The soft-nosed Winchester bullet had gone straight through the chest cavity, smashing the lungs and the big blood-vessels of the heart. Painfully he recovered his feet, and tried to come on, his ferocious courage holding out to the last; but he staggered and turned from side to side, unable to stand firmly, still less to advance at a faster pace than a walk. He had not ten seconds to live; but it is a sound principle to take no chances with lions. Tarlton hit him with his second bullet probably in the shoulder; and with my next shot I broke his neck.

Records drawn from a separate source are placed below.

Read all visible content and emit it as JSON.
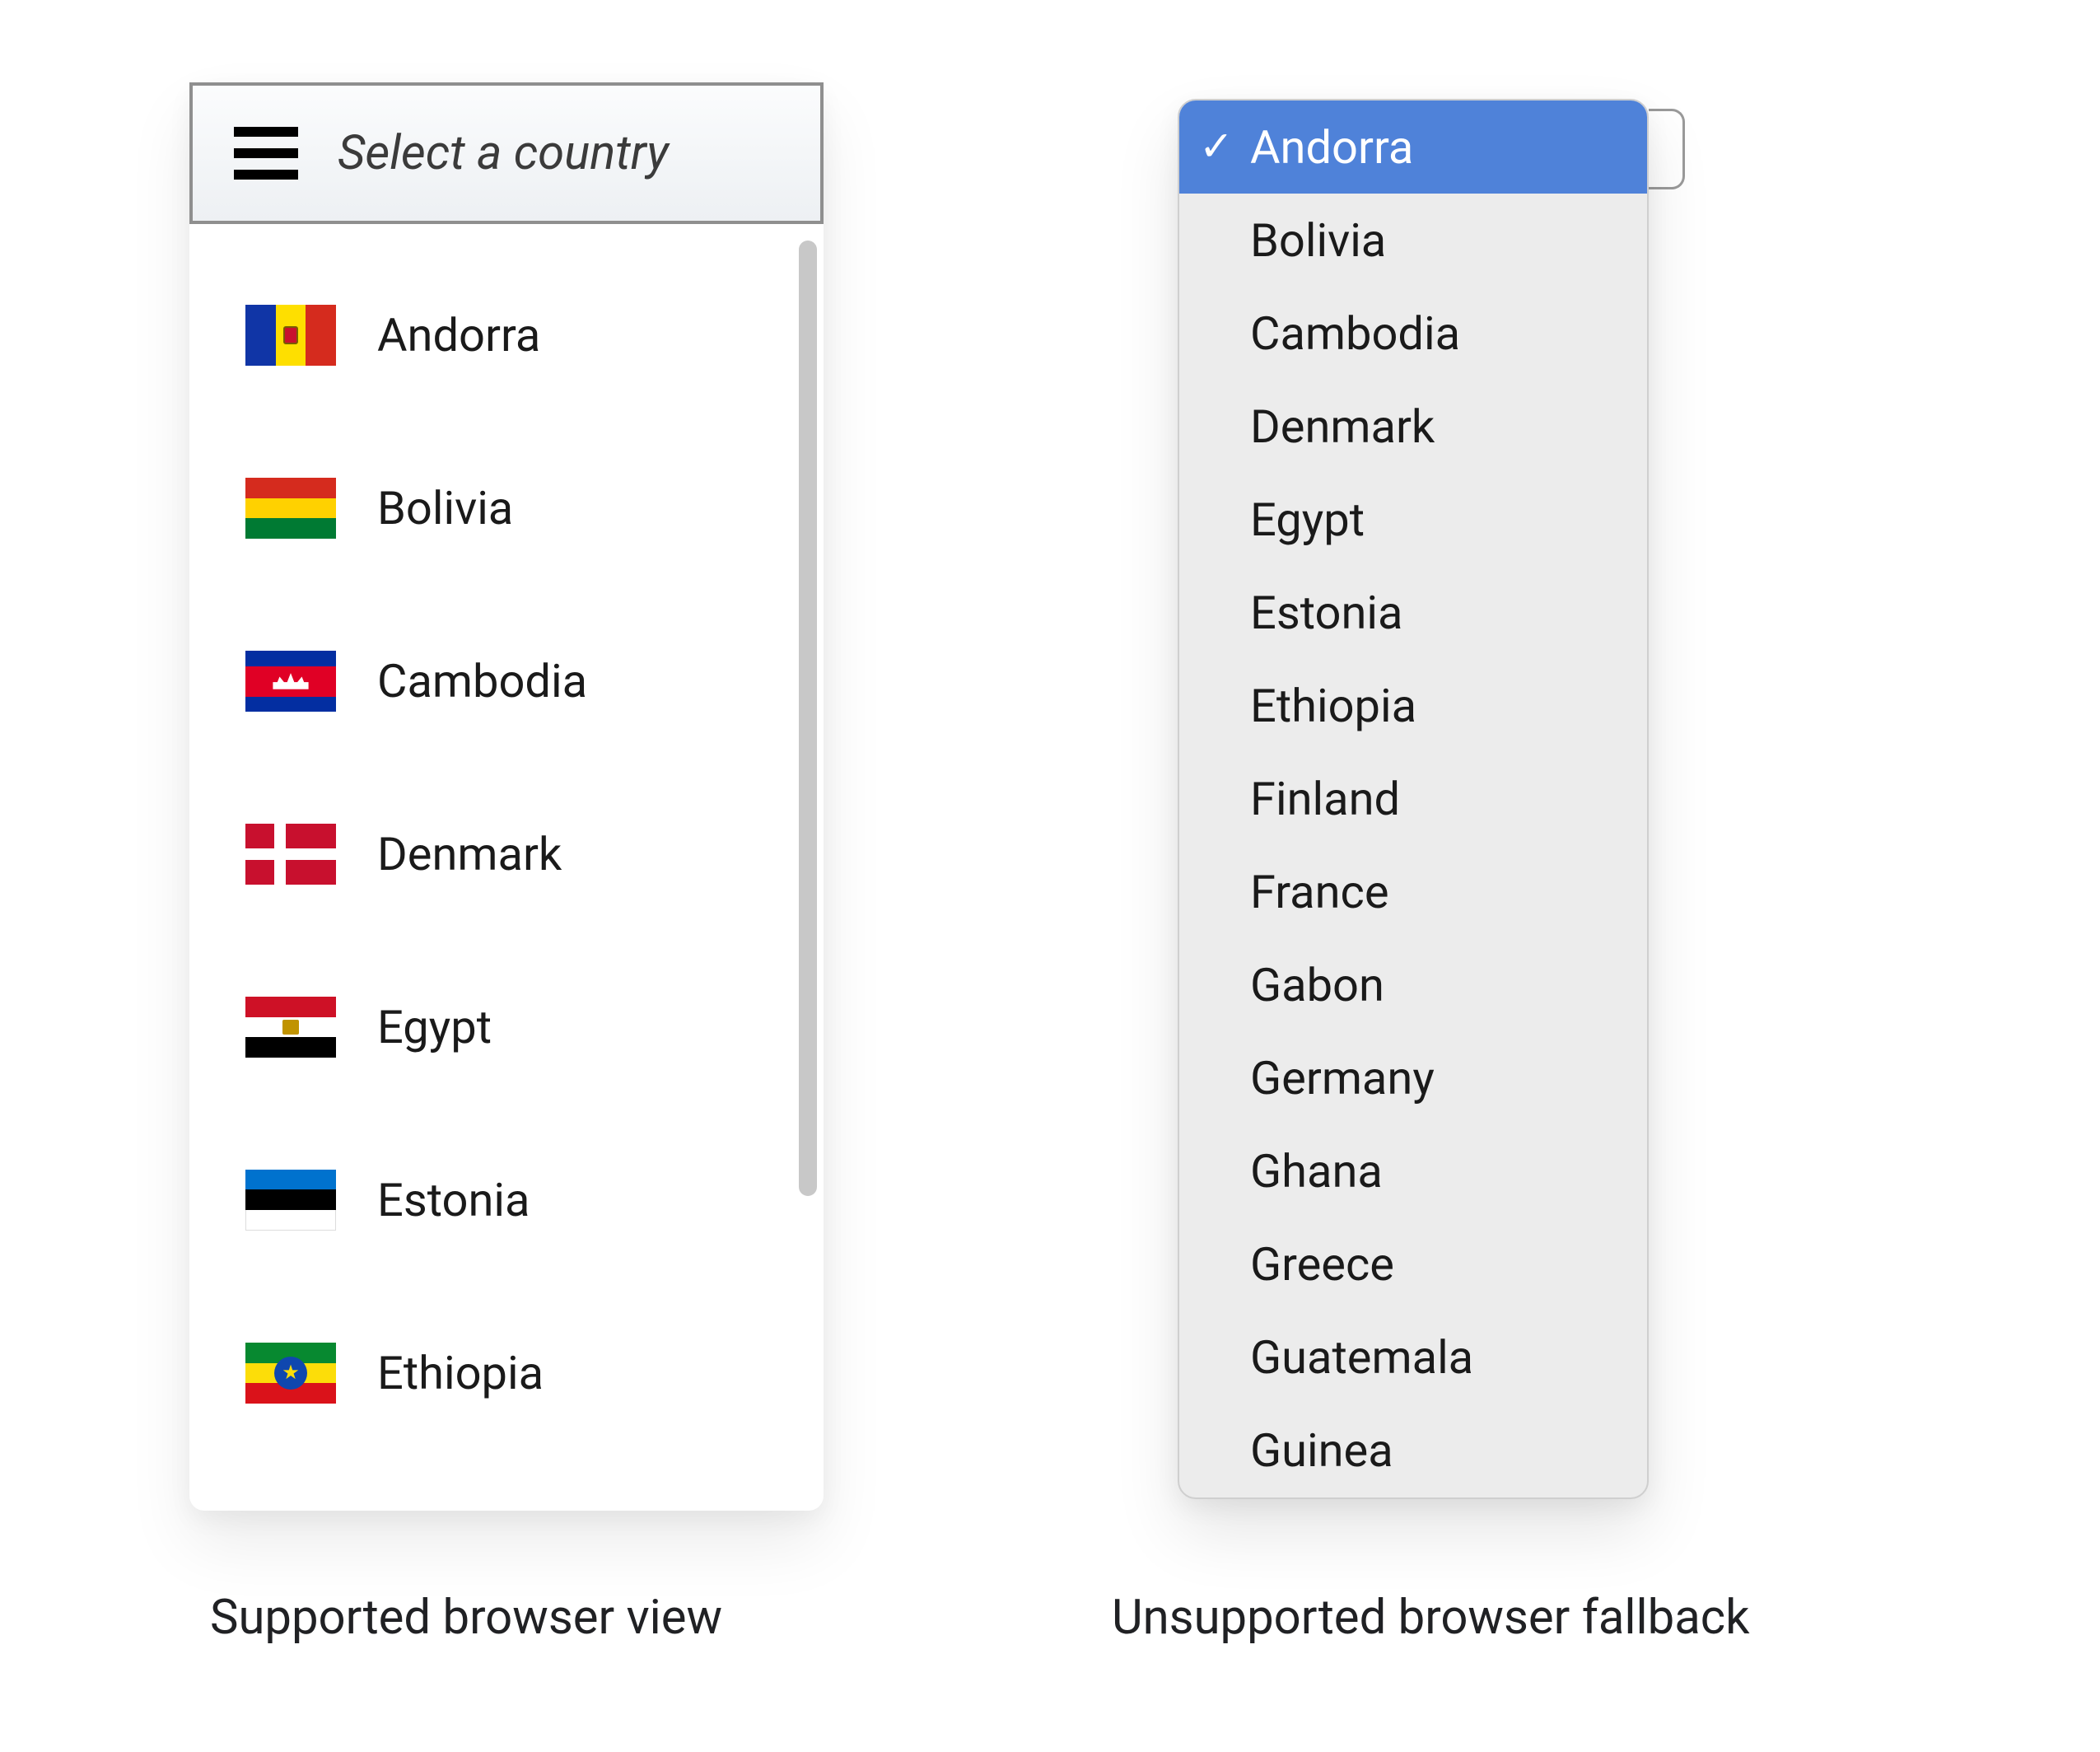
{
  "custom_select": {
    "placeholder": "Select a country",
    "options": [
      {
        "label": "Andorra",
        "flag": "andorra"
      },
      {
        "label": "Bolivia",
        "flag": "bolivia"
      },
      {
        "label": "Cambodia",
        "flag": "cambodia"
      },
      {
        "label": "Denmark",
        "flag": "denmark"
      },
      {
        "label": "Egypt",
        "flag": "egypt"
      },
      {
        "label": "Estonia",
        "flag": "estonia"
      },
      {
        "label": "Ethiopia",
        "flag": "ethiopia"
      }
    ]
  },
  "native_select": {
    "selected_index": 0,
    "options": [
      "Andorra",
      "Bolivia",
      "Cambodia",
      "Denmark",
      "Egypt",
      "Estonia",
      "Ethiopia",
      "Finland",
      "France",
      "Gabon",
      "Germany",
      "Ghana",
      "Greece",
      "Guatemala",
      "Guinea"
    ]
  },
  "captions": {
    "left": "Supported browser view",
    "right": "Unsupported browser fallback"
  }
}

I had stopped him when he was still a hundred yards away, and certainly no finer sight could be imagined than that of this great maned lion as he charged. [Footnote: "African Game Trails," pp. 192-3.]

To the man who can shoot straight, and shoot just as straight at a savage animal as at a target, African game-hunting is for part of the time not very dangerous. Nine or ten lions or elephants or rhinoceros may be killed, without seeming risk. The tenth time something unexpected happens, and death comes very near to the hunter.

In shooting an elephant in the forest one day, Roosevelt had what was perhaps his closest call since the bear nearly killed him, years before in Idaho. He had just shot an elephant, when there came a surprise:

But at that very instant, before there was a moment's time in which to reload, the thick bushes parted immediately on my left front, and through them surged the vast bulk of a charging bull elephant, the matted mass of tough creepers snapping like packthread before his rush. He was so close that he could have touched me with his trunk. I leaped to one side and dodged behind a tree trunk, opening the rifle, throwing out the empty shells, and slipping in two cartridges. Meantime Cunninghame fired right and left, at the same time throwing himself into the bushes on the other side. Both his bullets went home, and the bull stopped short in his charge, wheeled, and immediately disappeared in the thick cover. We ran forward, but the forest had closed over his wake. We heard him trumpet shrilly, and then all sounds ceased. [Footnote: "African Game Trails," p. 251.]